Jahrelang hatte der C.H. Beck-Verlag gezögert und gezaudert: Erst im Juli 2021 und nach anhaltender Kritik wegen seines beharrlichen Festhaltens an NS-Herausgebern als Namensgeber wichtiger juristischer Standardwerke entschloss sich der Verlag zur Umbenennung seiner Werke "Palandt", "Schönfelder", "Maunz/Dürig" und "Blümich".
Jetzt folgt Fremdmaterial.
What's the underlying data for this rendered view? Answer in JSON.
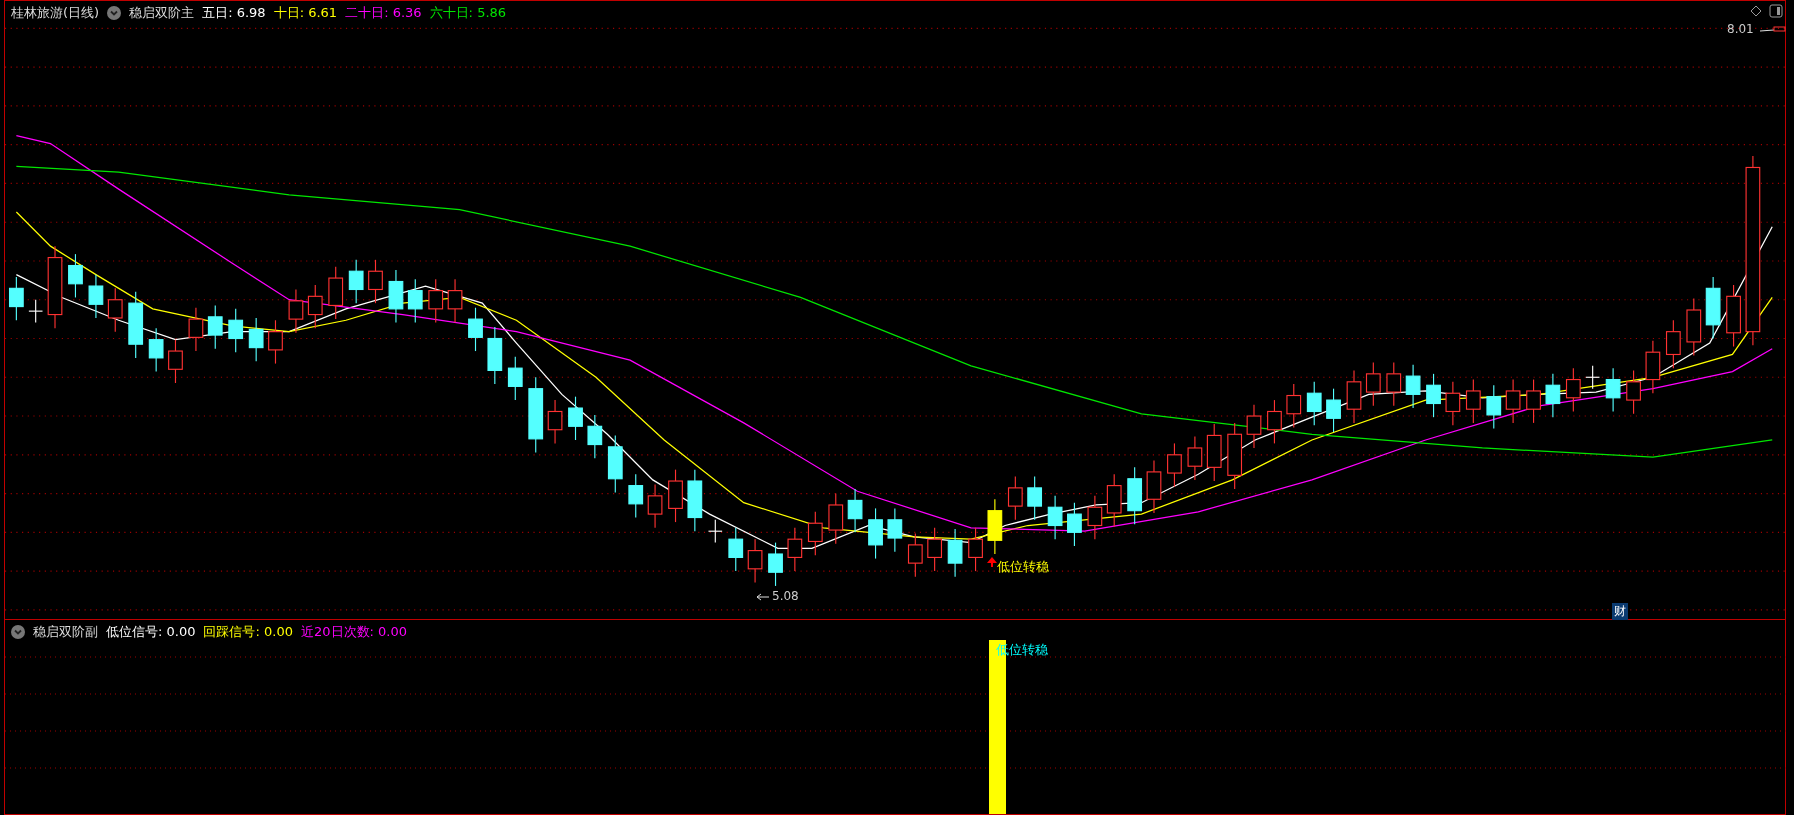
{
  "main_panel": {
    "stock": "桂林旅游(日线)",
    "indicator": "稳启双阶主",
    "readings": [
      {
        "label": "五日:",
        "value": "6.98",
        "color": "#ffffff"
      },
      {
        "label": "十日:",
        "value": "6.61",
        "color": "#ffff00"
      },
      {
        "label": "二十日:",
        "value": "6.36",
        "color": "#ff00ff"
      },
      {
        "label": "六十日:",
        "value": "5.86",
        "color": "#00e600"
      }
    ],
    "high_label": "8.01",
    "low_label": "5.08",
    "signal_label": "低位转稳",
    "finance_badge": "财"
  },
  "sub_panel": {
    "indicator": "稳启双阶副",
    "readings": [
      {
        "label": "低位信号:",
        "value": "0.00",
        "color": "#ffffff"
      },
      {
        "label": "回踩信号:",
        "value": "0.00",
        "color": "#ffff00"
      },
      {
        "label": "近20日次数:",
        "value": "0.00",
        "color": "#ff00ff"
      }
    ],
    "signal_label": "低位转稳"
  }
}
So trägt seit der 81. Auflage von Dezember 2021 der legendäre BGB-Kommentar "Palandt" den Namen des Richters am Bundesgerichtshof Christian Grüneberg. Die Gesetzessammlung "Schönfelder" wird nun nach dem früheren Präsidenten des Deutschen Juristentages Mathias Habersack benannt. Der Loseblattkommentar zum Grundgesetz von Maunz/Dürig heiß jetzt Dürig/Herzog/Scholz. Umbenannt wurde auch der Steuerrechtskommentar "Blümich", benannt nach dem überzeugten NS-Juristen Walter Blümich. Dieser hatte in der Nazi-Zeit maßgeblich die fiskalische Entrechtung jüdischer Bürger zu verantworten. Zur Umbenennung des Palandts hatte sich seinerzeit sogar die Initiative "Palandt umbenennen" gegründet. Heute heißt sie: "Palandt umbenannt: Initiative für eine kritische Erinnerungskultur in der Rechtswissenschaft".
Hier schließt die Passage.